Socrates, mort d'un géant
L'ancien international brésilien est décédé ce jour, à 57 ans, des suites d'une infection intestinale. Il était non seulement l'un des plus doués de sa génération, mais aussi un personnage charismatique en dehors des terrains.
L'un des plus grands footballeurs que le Brésil et le monde aient connus a disparu. Capitaine du Brésil lors des coupes du monde 82 et 86, Socrates Brasileiro Sampaio de Souza Vieira de Oliveira, plus connu simplement comme Socrates, est décédé la nuit dernière à l’hôpital Albert Einstein de Sao Paulo des suites d’une infection intestinale. Agé de 57 ans, celui qui est aussi le grand frère de Raï, avait déjà été hospitalisé à deux reprises cet été. Il avait alors avoué ses problèmes d’alcoolisme.
Socrates restera ce grand et barbu milieu de terrain, toujours élégant dans ses déplacements balle au pied, qui fit la gloire des Corinthians de Sao Paulo (1978-1984) et qui mena l’une des plus belles sélections du Brésil de tous les temps lors des Coupes du Monde 1982 et 1986. Partisan, comme le sélectionneur Tele Santana, du beau jeu, Socrates fit partie d'une génération sublime, celle des Junior, Serginho, Zico, Eder, Falcao, Cerezo.

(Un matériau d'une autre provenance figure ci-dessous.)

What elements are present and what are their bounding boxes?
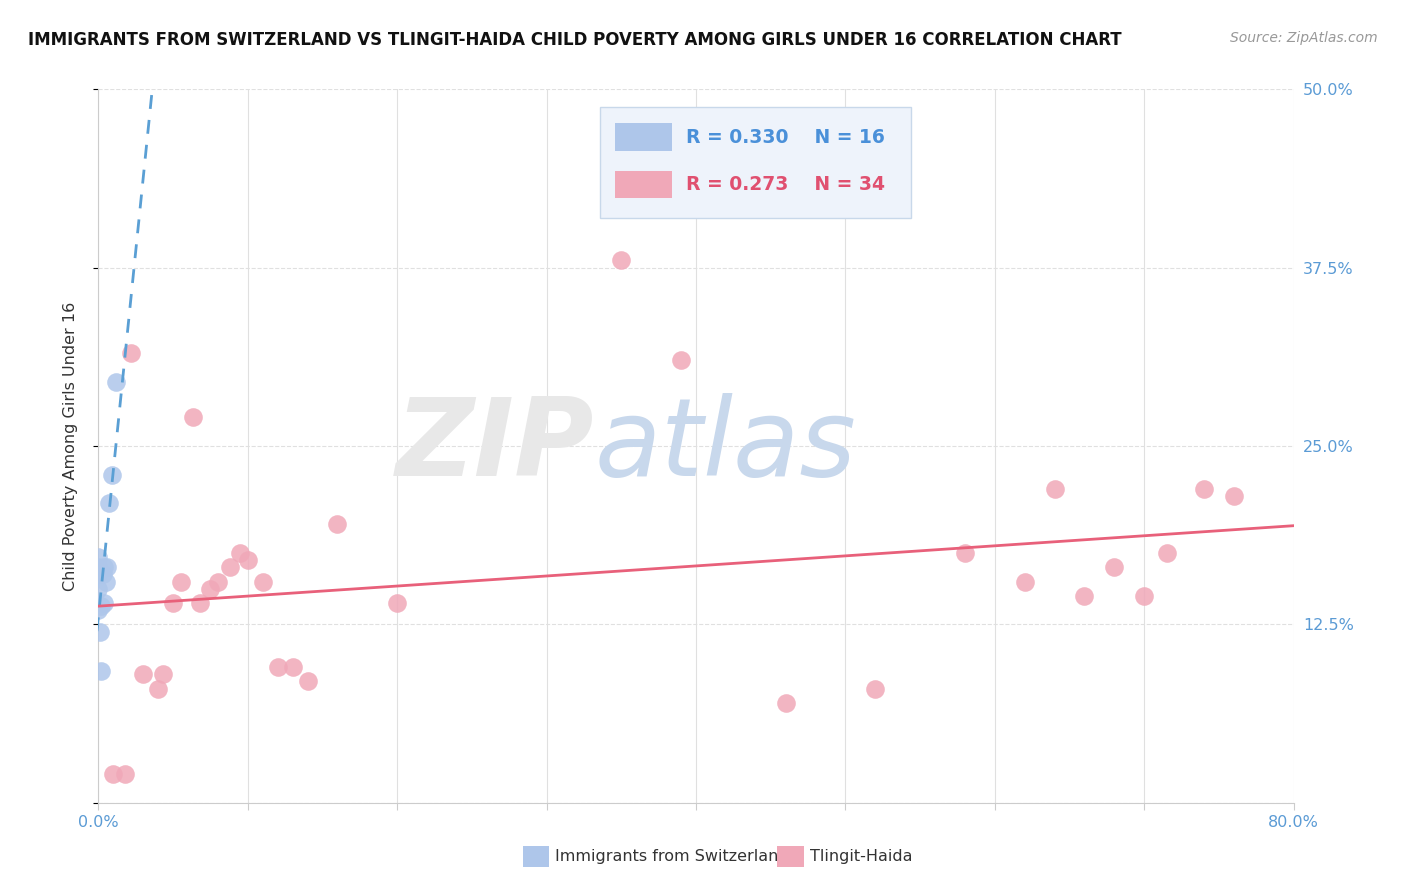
Text: ZIP: ZIP	[396, 393, 595, 499]
Point	[229, 546, 252, 560]
Point	[385, 596, 409, 610]
Point	[132, 667, 155, 681]
Point	[1104, 560, 1126, 574]
Point	[953, 546, 976, 560]
Point	[97, 496, 120, 510]
Text: Source: ZipAtlas.com: Source: ZipAtlas.com	[1230, 31, 1378, 45]
Point	[1073, 589, 1095, 603]
Point	[281, 660, 304, 674]
Point	[326, 517, 349, 532]
Point	[87, 560, 110, 574]
Point	[297, 674, 319, 689]
Point	[610, 253, 633, 268]
Point	[1156, 546, 1178, 560]
Text: Immigrants from Switzerland: Immigrants from Switzerland	[555, 849, 789, 863]
Point	[252, 574, 274, 589]
Point	[90, 665, 112, 679]
Point	[267, 660, 290, 674]
Text: Tlingit-Haida: Tlingit-Haida	[810, 849, 912, 863]
Point	[105, 375, 128, 389]
Point	[148, 681, 170, 696]
Bar	[778, 846, 804, 867]
Point	[87, 582, 110, 596]
Text: R = 0.330    N = 16: R = 0.330 N = 16	[686, 128, 886, 146]
Bar	[614, 123, 672, 151]
Point	[152, 667, 174, 681]
Point	[236, 553, 259, 567]
Point	[200, 582, 222, 596]
Point	[669, 353, 692, 368]
Point	[87, 567, 110, 582]
Point	[207, 574, 229, 589]
Bar	[614, 170, 672, 198]
Point	[1192, 482, 1215, 496]
Point	[87, 550, 110, 565]
Point	[1223, 489, 1246, 503]
Point	[93, 596, 115, 610]
Point	[94, 574, 117, 589]
Point	[1133, 589, 1156, 603]
Point	[101, 467, 124, 482]
Point	[1014, 574, 1036, 589]
Point	[219, 560, 242, 574]
Point	[865, 681, 887, 696]
Point	[120, 346, 142, 360]
Point	[162, 596, 184, 610]
Point	[775, 696, 797, 710]
Point	[103, 767, 125, 781]
Point	[87, 603, 110, 617]
Point	[188, 596, 211, 610]
Point	[90, 599, 112, 613]
Point	[1043, 482, 1066, 496]
Point	[114, 767, 136, 781]
Text: atlas: atlas	[595, 393, 856, 499]
Point	[169, 574, 191, 589]
Point	[181, 410, 204, 425]
Y-axis label: Child Poverty Among Girls Under 16: Child Poverty Among Girls Under 16	[63, 301, 77, 591]
Point	[96, 560, 118, 574]
Point	[89, 624, 111, 639]
Point	[91, 567, 114, 582]
Text: R = 0.273    N = 34: R = 0.273 N = 34	[686, 175, 886, 194]
Text: IMMIGRANTS FROM SWITZERLAND VS TLINGIT-HAIDA CHILD POVERTY AMONG GIRLS UNDER 16 : IMMIGRANTS FROM SWITZERLAND VS TLINGIT-H…	[28, 31, 1122, 49]
Bar	[523, 846, 548, 867]
FancyBboxPatch shape	[600, 107, 911, 218]
Point	[93, 560, 115, 574]
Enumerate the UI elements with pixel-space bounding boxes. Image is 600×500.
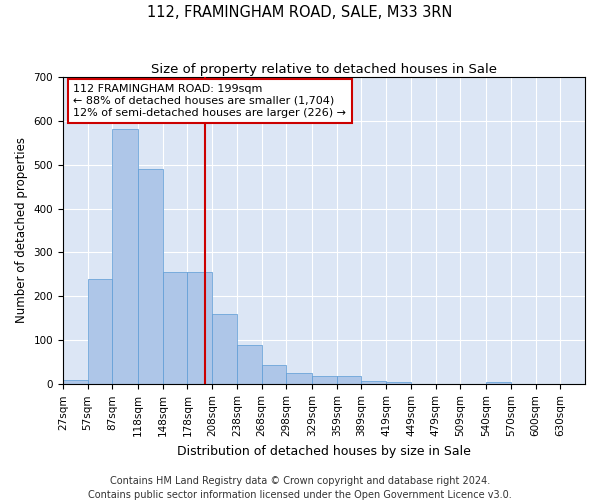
Text: Contains HM Land Registry data © Crown copyright and database right 2024.
Contai: Contains HM Land Registry data © Crown c… (88, 476, 512, 500)
Bar (337, 376, 361, 384)
Bar (112, 130, 138, 384)
Bar (361, 381, 386, 384)
Y-axis label: Number of detached properties: Number of detached properties (15, 138, 28, 324)
Bar (63, 380, 88, 384)
Text: 112 FRAMINGHAM ROAD: 199sqm
← 88% of detached houses are smaller (1,704)
12% of : 112 FRAMINGHAM ROAD: 199sqm ← 88% of det… (73, 84, 346, 117)
Bar (212, 314, 237, 384)
Bar (262, 364, 286, 384)
Bar (187, 272, 212, 384)
Bar (286, 374, 312, 384)
Text: 112, FRAMINGHAM ROAD, SALE, M33 3RN: 112, FRAMINGHAM ROAD, SALE, M33 3RN (148, 5, 452, 20)
Bar (163, 272, 187, 384)
Bar (237, 345, 262, 385)
Bar (138, 169, 163, 384)
Bar (88, 279, 112, 384)
Bar (312, 376, 337, 384)
Bar (386, 382, 411, 384)
Bar (486, 382, 511, 384)
Title: Size of property relative to detached houses in Sale: Size of property relative to detached ho… (151, 62, 497, 76)
X-axis label: Distribution of detached houses by size in Sale: Distribution of detached houses by size … (177, 444, 471, 458)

Ce Brésil, qui pratiquait l'un des plus beaux jeux de l'histoire de la sélection auriverde, échoua pourtant à chaque fois dans sa quête du titre mondial. Eliminé par l’Italie en 1982 grâce à un triplé de Paolo Rossi, le Brésil fut défait par la France en quarts de finale de l’édition 1986, Socrates manquant même un tir au but devant Joël Bats. Deux matchs qui figurent pourtant parmi les plus beaux de l'histoire de la Coupe du Monde. Même la Copa America se refusa aux brillants brésiliens (seconds en 83, troisièmes en 79). Gagner n'est pourtant pas le but de Socrates. Il avait déclaré : «Il ne faut pas jouer pour gagner mais pour que l’on ne t’oublie pas». Mission réussie pour celui qui n'était pas qu'un footballeur génial.
Il avait réussi à mener de front ses études de médecine avec sa carrière de footballeur. Une performance peu banale qui illustre parfaitement l'ampleur du personnage. Mais la médecine et le footballeur ne pouvaient combler Socrates, qui était un véritable idéaliste. Celui qui rêvait d'un socialisme parfait, sans pouvoir, ne s'inséra jamais dans la vie politique réaliste. Mais il est aussi connu pour avoir instauré, avec ses coéquipiers, la "Démocratie corinthiane", où chaque décision du club était soumise au vote. Une expérience de socialisme pure et dure en pleine dictature militaire.
Ce n'est donc pas seulement un grand footballeur que nous perdons aujourd'hui, mais un Grand Monsieur, dénomination, souvent galvaudée, qui lui sied si bien.